The City Climate Finance Gap Fund supports cities with early-stage technical assistance for low carbon and climate resilient projects and urbanization plans.
OVERVIEW
More than half the world’s population lives in cities. Accounting for more than 70 percent of global CO2 emissions, cities are also where more than two-thirds of the world’s energy is consumed. By 2050, 2.5 billion people are expected to migrate from rural to urban areas. Much of that migration—an estimated 90 percent—will happen in Africa and Asia, where climate change will push tens of millions of people to move. Cities’ rapid and often haphazard growth, especially in developing countries, will drive greenhouse gas emissions and increase residents’ vulnerability to climate change and other shocks, such as heatwaves, flooding and health emergencies.
Clearly, cities are and will continue to be on the frontlines of the global push against climate change.

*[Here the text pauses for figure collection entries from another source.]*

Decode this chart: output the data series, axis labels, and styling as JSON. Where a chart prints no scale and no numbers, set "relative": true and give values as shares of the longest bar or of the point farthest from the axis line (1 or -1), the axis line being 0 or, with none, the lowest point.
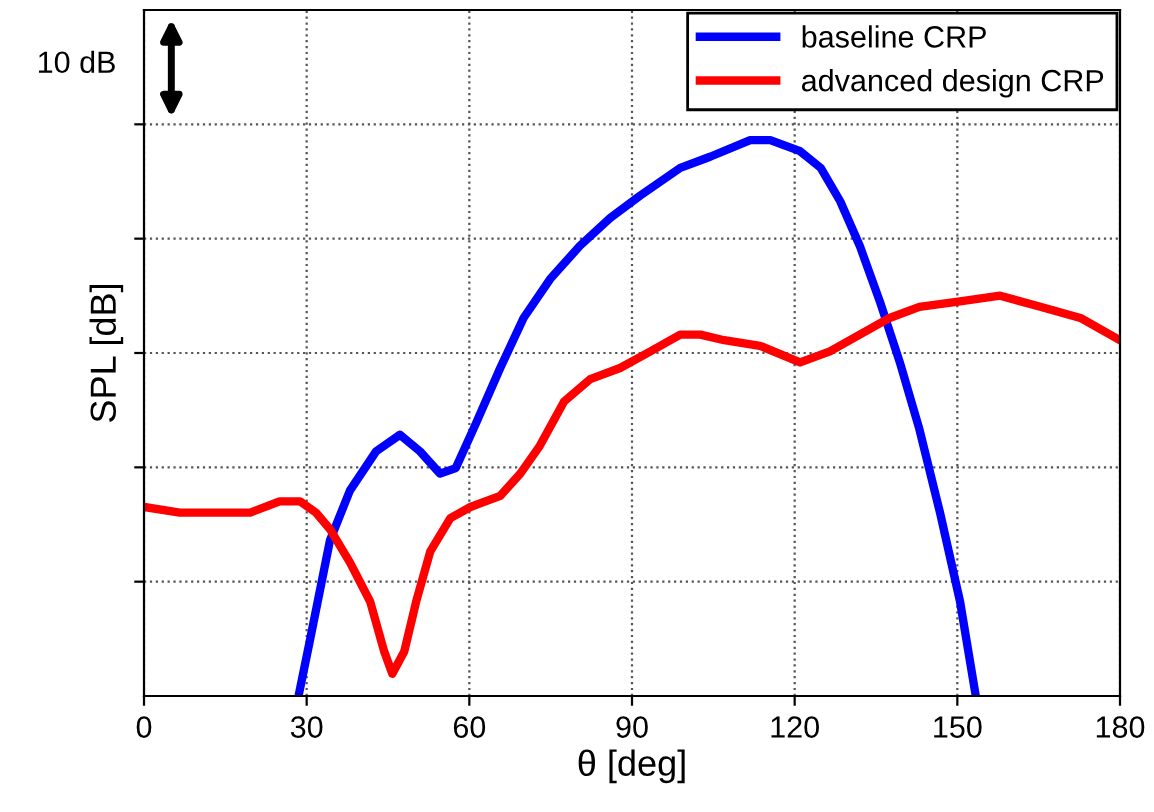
{
  "chart_data": {
    "type": "line",
    "xlabel": "θ [deg]",
    "ylabel": "SPL [dB]",
    "relative": true,
    "xlim": [
      0,
      180
    ],
    "xticks": [
      0,
      30,
      60,
      90,
      120,
      150,
      180
    ],
    "grid": true,
    "legend": "top right",
    "tick_labels": "x",
    "annotations": [
      "10 dB"
    ],
    "series": [
      {
        "name": "baseline CRP",
        "color": "#0000ff",
        "x": [
          28.5,
          30.6,
          34.3,
          38,
          42.8,
          47.2,
          50.9,
          54.6,
          57.5,
          61.2,
          65.7,
          70,
          74.9,
          80.4,
          86,
          91.5,
          98.9,
          104.4,
          111.8,
          115.5,
          121,
          124.8,
          128.4,
          132,
          135.7,
          139.4,
          143,
          146.8,
          150.5,
          153.4
        ],
        "values": [
          0,
          0.1,
          0.28,
          0.37,
          0.44,
          0.47,
          0.44,
          0.4,
          0.41,
          0.49,
          0.59,
          0.68,
          0.75,
          0.81,
          0.86,
          0.9,
          0.95,
          0.97,
          1.0,
          1.0,
          0.98,
          0.95,
          0.89,
          0.81,
          0.71,
          0.6,
          0.48,
          0.33,
          0.17,
          0
        ]
      },
      {
        "name": "advanced design CRP",
        "color": "#ff0000",
        "x": [
          0,
          6.6,
          14,
          19.6,
          25,
          28.8,
          31.7,
          34.3,
          38,
          41.7,
          44.3,
          45.8,
          48,
          50.2,
          52.8,
          56.5,
          60.2,
          65.7,
          69.4,
          73,
          77.5,
          82.3,
          87.8,
          93.4,
          98.9,
          102.6,
          107,
          113.6,
          121,
          126.5,
          132,
          137.5,
          143,
          150.5,
          157.9,
          165.3,
          172.7,
          180
        ],
        "values": [
          0.34,
          0.33,
          0.33,
          0.33,
          0.35,
          0.35,
          0.33,
          0.3,
          0.24,
          0.17,
          0.08,
          0.04,
          0.08,
          0.17,
          0.26,
          0.32,
          0.34,
          0.36,
          0.4,
          0.45,
          0.53,
          0.57,
          0.59,
          0.62,
          0.65,
          0.65,
          0.64,
          0.63,
          0.6,
          0.62,
          0.65,
          0.68,
          0.7,
          0.71,
          0.72,
          0.7,
          0.68,
          0.64
        ]
      }
    ]
  }
}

However, there is a large gap in urban climate finance—estimated in the trillions of dollars, especially in rapidly urbanizing cities in Africa and South Asia. There is an even larger gap in early-stage project preparation finance, estimated at about 3-5 percent of the total project investment costs, going up to 10 percent in emerging and developing country markets. Of the estimated $93 trillion of sustainable infrastructure investments needed globally by 2030, up to $4.5 trillion will be required for project preparation—$300 billion per year.

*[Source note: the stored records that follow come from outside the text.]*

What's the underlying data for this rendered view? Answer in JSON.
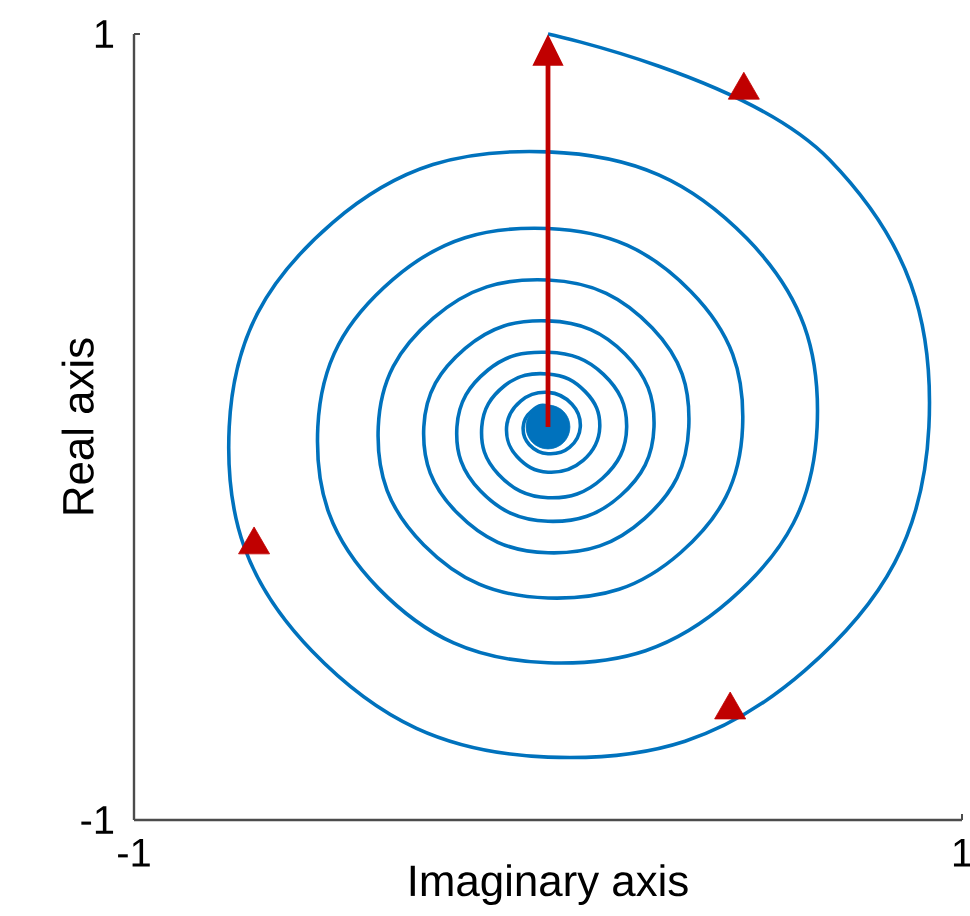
{
  "chart_data": {
    "type": "line",
    "xlabel": "Imaginary axis",
    "ylabel": "Real axis",
    "xlim": [
      -1,
      1
    ],
    "ylim": [
      -1,
      1
    ],
    "xticks": [
      -1,
      1
    ],
    "yticks": [
      -1,
      1
    ],
    "grid": false,
    "series": [
      {
        "color": "#0072bd",
        "marker": "none",
        "x": [
          0,
          0.68,
          0.92,
          0.62,
          0,
          -0.57,
          -0.77,
          -0.52,
          0,
          0.48,
          0.65,
          0.44,
          0,
          -0.41,
          -0.556,
          -0.375,
          0,
          0.345,
          0.47,
          0.32,
          0,
          -0.3,
          -0.41,
          -0.277,
          0,
          0.252,
          0.34,
          0.233,
          0,
          -0.219,
          -0.3,
          -0.2,
          0,
          0.186,
          0.256,
          0.175,
          0,
          -0.163,
          -0.22,
          -0.145,
          0,
          0.134,
          0.19,
          0.131,
          0,
          -0.12,
          -0.16,
          -0.105,
          0,
          0.09,
          0.125,
          0.085,
          0,
          -0.075,
          -0.1,
          -0.066,
          0,
          0.058,
          0.078,
          0.052,
          0,
          -0.045,
          -0.06,
          -0.04,
          0,
          0.045,
          0,
          -0.035,
          0
        ],
        "values": [
          1,
          0.68,
          0,
          -0.62,
          -0.84,
          -0.57,
          0,
          0.52,
          0.7,
          0.48,
          0,
          -0.44,
          -0.6,
          -0.41,
          0,
          0.375,
          0.505,
          0.345,
          0,
          -0.32,
          -0.435,
          -0.3,
          0,
          0.277,
          0.374,
          0.252,
          0,
          -0.233,
          -0.32,
          -0.219,
          0,
          0.2,
          0.27,
          0.186,
          0,
          -0.175,
          -0.24,
          -0.163,
          0,
          0.145,
          0.19,
          0.134,
          0,
          -0.131,
          -0.18,
          -0.12,
          0,
          0.105,
          0.135,
          0.09,
          0,
          -0.085,
          -0.115,
          -0.075,
          0,
          0.066,
          0.088,
          0.058,
          0,
          -0.052,
          -0.068,
          -0.045,
          0,
          0.04,
          0.052,
          0,
          -0.04,
          0,
          0.03
        ]
      },
      {
        "type": "scatter",
        "color": "#0072bd",
        "marker": "circle",
        "x": [
          0
        ],
        "values": [
          0
        ]
      },
      {
        "type": "scatter",
        "color": "#c00000",
        "marker": "triangle",
        "x": [
          0.473,
          -0.71,
          0.44
        ],
        "values": [
          0.857,
          -0.3,
          -0.72
        ]
      }
    ]
  }
}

There is also a capacity and technical gap to developing robust and impactful City Climate Action Plans that can help reach a net zero and resilient world. While a growing number of cities are developing city climate action plans, there are still many that do not have detailed climate mitigation strategies, nor robust preliminary studies such as green-house gas inventories, or climate impact studies to prioritize climate investments. Especially in the global south, cities frequently lack the capacity, finance and support needed for the early stages of project preparation. This typically leads to impasses, and project ideas often fail to progress.
As the world strives to recover from COVID-19, infrastructure investments present a huge opportunity to rebuild our cities and societies for the future in a way that embeds low-carbon and climate-resilient considerations to improve air quality, human health, and sustainability.